When Double Jeopardy Could Be Claimed


1. Before double jeopardy could be claimed, there must be a first jeopardy. The first jeopardy attaches only: (a) upon good
indictment; (b) before a competent court; (c) after arraignment; (d) when a valid plea has been entered; and (e) the case was
dismissed or otherwise terminated without the consent of the accused. A case is said to be terminated without the consent of the
accused when there is acquittal or a final decision convicting him.

2. To substantiate therefore the claim for double jeopardy, the following must be proven:

(a) A first jeopardy must have attached prior to the first jeopardy;

(b) The first jeopardy must have been validly terminated; and

(c) The second jeopardy must be for the same offense, or the second offense includes or is necessarily included in the offense
charged in the first information, or is an attempt to commit the same or is a frustration thereof.

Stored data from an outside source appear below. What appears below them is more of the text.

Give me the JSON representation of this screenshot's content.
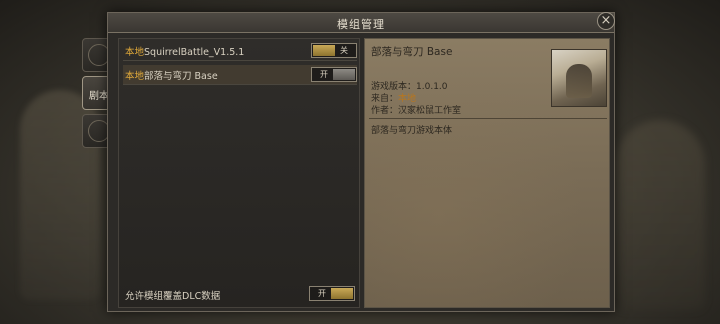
{
  "dialog": {
    "title": "模组管理",
    "close_label": "×"
  },
  "side_tabs": [
    {
      "label": "",
      "icon": "emblem-icon",
      "active": false
    },
    {
      "label": "剧本",
      "icon": "scenario-icon",
      "active": true
    },
    {
      "label": "",
      "icon": "rules-icon",
      "active": false
    }
  ],
  "mods": [
    {
      "source": "本地",
      "name": "SquirrelBattle_V1.5.1",
      "toggle": "关",
      "enabled": false,
      "selected": false
    },
    {
      "source": "本地",
      "name": "部落与弯刀 Base",
      "toggle": "开",
      "enabled": true,
      "selected": true
    }
  ],
  "dlc_option": {
    "label": "允许模组覆盖DLC数据",
    "toggle": "开",
    "enabled": true
  },
  "detail": {
    "title": "部落与弯刀 Base",
    "version_label": "游戏版本：",
    "version": "1.0.1.0",
    "from_label": "来自：",
    "from": "本地",
    "author_label": "作者：",
    "author": "汉家松鼠工作室",
    "description": "部落与弯刀游戏本体"
  },
  "colors": {
    "accent_gold": "#c9a957",
    "source_orange": "#e0a93a",
    "panel_dark": "#2c2a27",
    "parchment": "#8b7c63"
  }
}
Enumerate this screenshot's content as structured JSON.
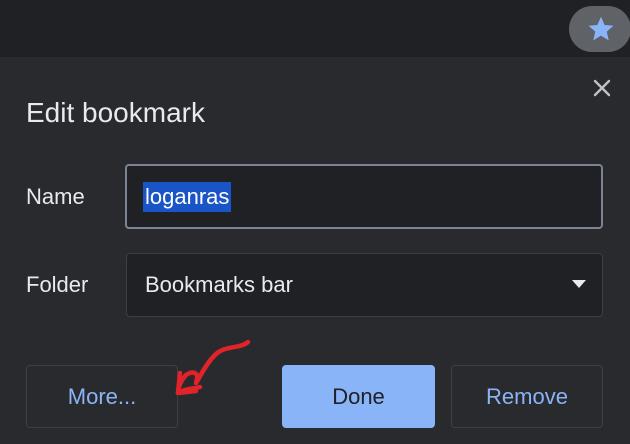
{
  "toolbar": {
    "bookmark_star_icon": "star-icon"
  },
  "dialog": {
    "title": "Edit bookmark",
    "close_icon": "close-icon",
    "name_label": "Name",
    "name_value": "loganras",
    "folder_label": "Folder",
    "folder_value": "Bookmarks bar",
    "more_label": "More...",
    "done_label": "Done",
    "remove_label": "Remove"
  },
  "colors": {
    "accent": "#8ab4f8",
    "background": "#292a2d",
    "annotation": "#e3232a"
  }
}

RIGHT AGAINST EX POST FACTO LAW AND BILL OF ATTAINDER


Meaning of Ex Post Facto Law
1. Constitutional Provision. Section 22, Article III provides that no ex post facto law or bill of attainder shall be enacted.
2. An ex post facto law is one which:

(a) Makes criminal an act done before the passage of the law which was innocent when done, and punishes such an act;
(b) Aggravates a crime, or makes it greater than it was, when committed;

(c) Changes the punishment and inflicts a greater punishment than the law annexed to the crime when committed;

(d) Alters the legal rules of evidence, and authorizes conviction upon less or different testimony than the law required at the time of
the commission of the offense;

(e) Assuming to regulate civil rights and remedies only, in effect imposes penalty or deprivation of a right for something which when
done was lawful; and

(f) Deprives a person accused of a crime of some lawful protection to which he has become entitled, such as the protection of a
former conviction or acquittal, or a proclamation of amnesty.[91]
3. Applicable only in Criminal Cases. The constitutional prohibition applies only in criminal cases.[92] One of the characteristics of
criminal law is prospectivity in which only crimes committed after the enactment of a penal are punishable. It cannot retroact and
punish acts which were not yet criminalized before its passage. The basic rule is that before an act may be considered an offense or
crime, it must first be defined as a crime and a penalty must be imposed for it under a law passed by the legislative body. An act
therefore is not a crime if there is no law punishing it. In the same vein, a person does not commit a crime, no matter how apparently
illegal it is, if there is no law defining and punishing it. It is for this reason that an ex post facto law is not allowed because it
criminalizes what was not yet a crime during its commission.
Meaning of Bill of Attainder
1. Definition. A bill of attainder is a legislative act which inflicts punishment without trial. Its essence is the substitution of a
legislative for a judicial determination of guilt.[93]
2. Two Kinds of Bill of Attainder: (a) the bill of attainder proper which involves the legislative imposition of death penalty, and (b) bill
of pains and penalties which involves imposition of a lesser penalty.
3. Reason for Prohibition. The prohibition against bill of attainder is an implementation of the principle of separation of powers. The
legislature cannot bypass the judiciary by enacting a law that punishes an act without need of judicial proceedings. The legislative
department should be confined to its law-making function; it cannot encroach the authority of the courts by prescribing a law that
directly adjudges guilt without judicial determination.
4. Example. In one case, the Court held that the Anti-Subversion Law (R.A. 1700) is not a bill of attainder.[94] The law declared the
Communist Party of the Philippines (CPP) a clear and present danger to Philippine security, and thus prohibited membership in such
organization. It is not a bill of attainder because it does not define a crime, but only lays a basis for the legislative determination that
membership in CPP and any other organization having the same purposes is a crime. It does not automatically secure judgment by
mere membership. In operation, the law does not render unnecessary judicial proceedings. The guilt of the individual members of
subversive groups must still be judicially established.